We got to Hawston, a small town by the sea. It’s by a beautiful beach. It was once active with fishing, a landing jetty is testimony to that. Whales come to calf around Hawston because of the warm waters. I didn’t see any.
Most Hawston citizens are coloureds. I was told they were forcefully brought there when apartheid was institutionalised.
Our destination was a small house about two kilometres from Hawston. The house has a history, built in 1850 and once owned by General Jan Smuts. Remember his exploits in WW I in Taita-Taveta? Then a strange connection to Karen in Nairobi. His staff car used in 1916 lies in Karen owned by the Hughes family.
The beach is rocky, very unusual but shelters the house and its environs from the sea. The sunset by the rocky beach was something to behold with a silhouette of the rocks and the birds nesting there. The night silence was interrupted by seals yelling.

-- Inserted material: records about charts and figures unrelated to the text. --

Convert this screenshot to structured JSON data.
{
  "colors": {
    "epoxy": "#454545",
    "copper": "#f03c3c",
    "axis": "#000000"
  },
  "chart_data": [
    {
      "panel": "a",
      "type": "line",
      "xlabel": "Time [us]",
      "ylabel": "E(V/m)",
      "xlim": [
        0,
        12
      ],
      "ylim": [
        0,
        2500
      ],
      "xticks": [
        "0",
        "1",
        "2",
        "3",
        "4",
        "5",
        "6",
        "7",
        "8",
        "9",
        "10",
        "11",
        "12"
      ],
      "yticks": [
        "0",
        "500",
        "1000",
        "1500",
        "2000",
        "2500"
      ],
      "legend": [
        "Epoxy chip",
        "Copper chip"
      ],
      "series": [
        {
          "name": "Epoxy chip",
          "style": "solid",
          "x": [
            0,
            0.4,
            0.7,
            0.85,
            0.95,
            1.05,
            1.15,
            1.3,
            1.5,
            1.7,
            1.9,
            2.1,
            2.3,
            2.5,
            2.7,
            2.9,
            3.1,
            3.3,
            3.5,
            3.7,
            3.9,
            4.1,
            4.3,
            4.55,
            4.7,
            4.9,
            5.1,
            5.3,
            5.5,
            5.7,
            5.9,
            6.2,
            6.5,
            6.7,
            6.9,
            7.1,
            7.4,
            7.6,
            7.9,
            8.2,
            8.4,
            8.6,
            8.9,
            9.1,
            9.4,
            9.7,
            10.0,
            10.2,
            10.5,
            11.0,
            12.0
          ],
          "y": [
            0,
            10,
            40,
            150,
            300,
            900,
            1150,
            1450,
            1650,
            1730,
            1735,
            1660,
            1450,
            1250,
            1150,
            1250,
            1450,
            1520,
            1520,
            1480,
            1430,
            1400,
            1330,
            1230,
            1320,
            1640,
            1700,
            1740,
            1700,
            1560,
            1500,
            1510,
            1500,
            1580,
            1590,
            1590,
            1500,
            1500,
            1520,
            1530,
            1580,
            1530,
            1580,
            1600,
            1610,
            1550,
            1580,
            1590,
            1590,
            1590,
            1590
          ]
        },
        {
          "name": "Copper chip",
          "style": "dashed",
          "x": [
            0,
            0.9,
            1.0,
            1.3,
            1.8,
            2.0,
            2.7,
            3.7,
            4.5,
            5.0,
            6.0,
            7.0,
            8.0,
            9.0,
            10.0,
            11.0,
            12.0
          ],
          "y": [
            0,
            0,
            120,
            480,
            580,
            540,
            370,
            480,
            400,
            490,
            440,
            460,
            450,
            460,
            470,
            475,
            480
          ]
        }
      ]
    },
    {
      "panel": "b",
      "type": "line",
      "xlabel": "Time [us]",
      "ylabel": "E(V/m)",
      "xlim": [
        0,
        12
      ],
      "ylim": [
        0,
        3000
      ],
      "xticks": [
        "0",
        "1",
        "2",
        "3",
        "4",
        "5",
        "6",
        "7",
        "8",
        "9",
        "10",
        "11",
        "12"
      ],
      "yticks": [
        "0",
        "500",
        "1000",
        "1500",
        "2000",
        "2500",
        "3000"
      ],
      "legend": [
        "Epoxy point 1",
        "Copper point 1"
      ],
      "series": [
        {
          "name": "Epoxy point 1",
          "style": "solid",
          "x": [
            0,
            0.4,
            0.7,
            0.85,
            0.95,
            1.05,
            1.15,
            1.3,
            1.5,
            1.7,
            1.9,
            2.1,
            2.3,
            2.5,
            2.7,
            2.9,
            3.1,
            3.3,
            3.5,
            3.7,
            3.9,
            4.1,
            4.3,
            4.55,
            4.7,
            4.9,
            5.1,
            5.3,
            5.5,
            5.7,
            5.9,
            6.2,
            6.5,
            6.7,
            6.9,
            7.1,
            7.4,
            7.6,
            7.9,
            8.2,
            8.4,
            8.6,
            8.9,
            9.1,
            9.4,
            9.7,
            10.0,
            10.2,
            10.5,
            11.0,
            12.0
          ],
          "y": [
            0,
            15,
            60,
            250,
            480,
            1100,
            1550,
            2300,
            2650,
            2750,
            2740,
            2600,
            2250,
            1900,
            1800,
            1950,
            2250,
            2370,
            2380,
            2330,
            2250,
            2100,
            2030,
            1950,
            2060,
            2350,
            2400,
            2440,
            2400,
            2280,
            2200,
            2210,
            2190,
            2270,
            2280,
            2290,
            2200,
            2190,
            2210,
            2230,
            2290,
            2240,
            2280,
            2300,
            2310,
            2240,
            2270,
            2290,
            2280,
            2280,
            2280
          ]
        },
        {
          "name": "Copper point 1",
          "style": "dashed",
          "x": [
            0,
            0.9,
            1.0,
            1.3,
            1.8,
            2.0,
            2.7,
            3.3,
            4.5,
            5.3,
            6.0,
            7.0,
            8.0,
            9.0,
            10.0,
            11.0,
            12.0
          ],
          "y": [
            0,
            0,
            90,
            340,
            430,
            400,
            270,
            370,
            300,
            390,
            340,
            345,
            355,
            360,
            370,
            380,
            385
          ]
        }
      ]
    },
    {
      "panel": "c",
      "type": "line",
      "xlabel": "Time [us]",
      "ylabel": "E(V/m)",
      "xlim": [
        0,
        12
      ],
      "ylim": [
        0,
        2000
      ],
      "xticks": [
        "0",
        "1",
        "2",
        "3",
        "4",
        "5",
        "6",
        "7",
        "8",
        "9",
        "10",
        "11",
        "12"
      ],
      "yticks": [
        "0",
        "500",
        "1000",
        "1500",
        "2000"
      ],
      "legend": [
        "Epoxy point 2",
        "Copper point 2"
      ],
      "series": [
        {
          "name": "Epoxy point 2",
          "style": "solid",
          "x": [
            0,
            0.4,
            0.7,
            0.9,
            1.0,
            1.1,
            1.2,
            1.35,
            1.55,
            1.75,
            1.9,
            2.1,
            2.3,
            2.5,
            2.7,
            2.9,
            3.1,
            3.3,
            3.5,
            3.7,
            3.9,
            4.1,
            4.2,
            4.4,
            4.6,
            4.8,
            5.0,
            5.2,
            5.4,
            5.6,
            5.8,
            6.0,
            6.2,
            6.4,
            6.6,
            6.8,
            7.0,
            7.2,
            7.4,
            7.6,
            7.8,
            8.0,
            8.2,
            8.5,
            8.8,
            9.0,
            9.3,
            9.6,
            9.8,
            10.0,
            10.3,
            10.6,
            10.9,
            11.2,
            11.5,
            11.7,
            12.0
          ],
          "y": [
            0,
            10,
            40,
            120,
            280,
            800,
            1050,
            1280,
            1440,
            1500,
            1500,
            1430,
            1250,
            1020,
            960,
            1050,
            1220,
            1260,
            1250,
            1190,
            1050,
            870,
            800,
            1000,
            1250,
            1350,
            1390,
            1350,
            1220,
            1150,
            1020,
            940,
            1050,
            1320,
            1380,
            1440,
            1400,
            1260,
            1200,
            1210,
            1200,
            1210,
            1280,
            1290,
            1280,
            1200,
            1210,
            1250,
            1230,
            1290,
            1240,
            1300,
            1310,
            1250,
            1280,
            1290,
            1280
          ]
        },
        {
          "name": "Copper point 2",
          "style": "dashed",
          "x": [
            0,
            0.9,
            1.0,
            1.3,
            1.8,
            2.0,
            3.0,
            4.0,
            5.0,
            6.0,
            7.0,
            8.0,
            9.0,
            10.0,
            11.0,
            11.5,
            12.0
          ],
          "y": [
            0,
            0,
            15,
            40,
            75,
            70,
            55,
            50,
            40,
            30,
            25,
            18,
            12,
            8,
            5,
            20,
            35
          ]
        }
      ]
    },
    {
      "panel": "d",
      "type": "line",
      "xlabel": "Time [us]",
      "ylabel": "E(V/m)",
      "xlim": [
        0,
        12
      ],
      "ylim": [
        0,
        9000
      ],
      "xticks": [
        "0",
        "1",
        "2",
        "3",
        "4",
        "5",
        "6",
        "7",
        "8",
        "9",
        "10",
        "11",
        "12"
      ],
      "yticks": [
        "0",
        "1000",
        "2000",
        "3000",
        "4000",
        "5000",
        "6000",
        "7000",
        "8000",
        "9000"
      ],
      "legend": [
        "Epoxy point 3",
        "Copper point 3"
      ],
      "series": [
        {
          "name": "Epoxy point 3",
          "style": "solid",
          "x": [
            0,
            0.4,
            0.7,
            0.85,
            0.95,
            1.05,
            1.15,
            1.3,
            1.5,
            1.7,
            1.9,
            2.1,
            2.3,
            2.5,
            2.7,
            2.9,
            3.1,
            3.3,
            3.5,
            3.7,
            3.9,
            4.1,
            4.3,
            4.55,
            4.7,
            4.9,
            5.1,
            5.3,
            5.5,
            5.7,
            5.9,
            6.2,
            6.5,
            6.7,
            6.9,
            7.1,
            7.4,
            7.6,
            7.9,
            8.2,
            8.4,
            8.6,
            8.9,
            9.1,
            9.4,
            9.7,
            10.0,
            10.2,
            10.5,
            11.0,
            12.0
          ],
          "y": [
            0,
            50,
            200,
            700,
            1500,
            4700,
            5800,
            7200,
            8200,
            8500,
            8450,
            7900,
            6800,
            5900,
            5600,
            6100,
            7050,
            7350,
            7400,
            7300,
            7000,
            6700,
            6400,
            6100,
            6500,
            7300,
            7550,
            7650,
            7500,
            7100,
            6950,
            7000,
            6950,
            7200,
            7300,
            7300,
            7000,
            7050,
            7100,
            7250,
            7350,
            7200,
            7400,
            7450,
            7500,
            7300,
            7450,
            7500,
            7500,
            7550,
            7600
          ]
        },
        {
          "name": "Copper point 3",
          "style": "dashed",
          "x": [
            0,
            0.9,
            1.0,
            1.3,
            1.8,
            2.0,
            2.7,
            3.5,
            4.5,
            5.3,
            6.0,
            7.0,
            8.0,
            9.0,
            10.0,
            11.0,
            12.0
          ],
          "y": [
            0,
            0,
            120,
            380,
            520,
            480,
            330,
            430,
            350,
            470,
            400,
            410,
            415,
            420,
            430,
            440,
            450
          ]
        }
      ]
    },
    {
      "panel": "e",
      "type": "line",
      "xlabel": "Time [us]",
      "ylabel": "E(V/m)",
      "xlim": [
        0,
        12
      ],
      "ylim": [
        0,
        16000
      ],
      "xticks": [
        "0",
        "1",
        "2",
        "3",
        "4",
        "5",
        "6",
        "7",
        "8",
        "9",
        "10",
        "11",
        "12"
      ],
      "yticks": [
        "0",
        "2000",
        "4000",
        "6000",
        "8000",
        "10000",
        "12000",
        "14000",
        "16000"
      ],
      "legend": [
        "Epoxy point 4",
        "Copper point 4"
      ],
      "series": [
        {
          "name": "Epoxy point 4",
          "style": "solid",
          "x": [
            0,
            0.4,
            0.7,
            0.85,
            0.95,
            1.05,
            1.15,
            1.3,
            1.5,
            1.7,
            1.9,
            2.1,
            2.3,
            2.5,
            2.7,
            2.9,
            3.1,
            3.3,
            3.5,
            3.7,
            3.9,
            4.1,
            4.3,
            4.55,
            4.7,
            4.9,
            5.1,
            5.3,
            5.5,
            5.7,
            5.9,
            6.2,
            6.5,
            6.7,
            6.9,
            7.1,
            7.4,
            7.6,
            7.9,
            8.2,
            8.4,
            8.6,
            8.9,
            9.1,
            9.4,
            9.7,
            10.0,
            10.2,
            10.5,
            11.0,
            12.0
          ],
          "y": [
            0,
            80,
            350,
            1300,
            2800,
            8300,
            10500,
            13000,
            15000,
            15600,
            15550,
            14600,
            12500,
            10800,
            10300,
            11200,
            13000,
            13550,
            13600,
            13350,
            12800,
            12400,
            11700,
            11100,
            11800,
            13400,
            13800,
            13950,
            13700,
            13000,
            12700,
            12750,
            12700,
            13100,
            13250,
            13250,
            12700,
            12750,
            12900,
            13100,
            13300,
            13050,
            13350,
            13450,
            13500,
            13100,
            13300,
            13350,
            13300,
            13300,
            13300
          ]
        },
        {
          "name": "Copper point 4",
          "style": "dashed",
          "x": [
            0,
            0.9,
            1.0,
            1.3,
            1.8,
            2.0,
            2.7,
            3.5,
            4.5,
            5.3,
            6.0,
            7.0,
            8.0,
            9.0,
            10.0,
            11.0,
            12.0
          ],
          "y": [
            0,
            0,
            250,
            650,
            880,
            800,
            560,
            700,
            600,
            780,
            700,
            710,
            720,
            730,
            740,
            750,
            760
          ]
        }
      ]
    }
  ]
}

The next day was full of expectations. We drove to Kleimond. The small town was visible across the bay at night. It was about 30 minutes’ drive along the sea with mountains in the background.
The attraction there was penguins. They have a small colony living side by side with Egyptian geese. Artificial nests by the shoreline aim to increase their numbers.
Their neighbours are cormorants, very endangered. They nest on rocks too. I did not know Africa has its penguins, though much smaller than Antarctica penguins.
We visited Hermanus town, a few minutalso es’ drive from Hawston. It’s an old whaling station, but now a thriving retirement home. A visit to a golf course nearby left no doubt, the town is good for retirees.
Back to Hawston, we took a 45-minute walk along the rocky beach before 8pm sunset. Destination? A dead whale. It was about 30 feet long. I did not mind the stench! To prove that visit, I brought home a few of its teeth, a lasting connection to the sea and its life.
The next morning and my last day at Hawston was more exciting. We took an hour of canoeing by the beach among the rocks to see seals and kelp, a sea weed. The agile mammals rested on the rocks or swam nearby, as if making fun of us. I felt a sense of fulfillment; I have seen penguins, whales and seals in the documentaries. I finally saw them live. I realised why tourism is not about to die.
After seals, the rest of day was left for wineries. They are big businesses with long history. Only Nelson Mandela competes with South African wineries.
We visited two between Hawston and Cape Town. One was Spookfontein, established in 1847. Wine tasting is fun but you pay for that. The fee is waived if you buy a bottle of wine. We took lunch there, paying for tasting (85 rand). Most wineries have restaurants and are popular for hosting functions. Do our tea farms do the same?
The next winery was Paul Cluiver, established in 1896. We tasted wine and bought some Riesling, not very common like Merlot, Shiraz or Sauvignon cabaret. Wines are named after grape types.
My trip was over. South Africa has changed, but it’s a place to visit. There is something romantic and fascinating about the southern tip of the continent. I hope to return, visit the Cape of Good Hope and a Bantustan.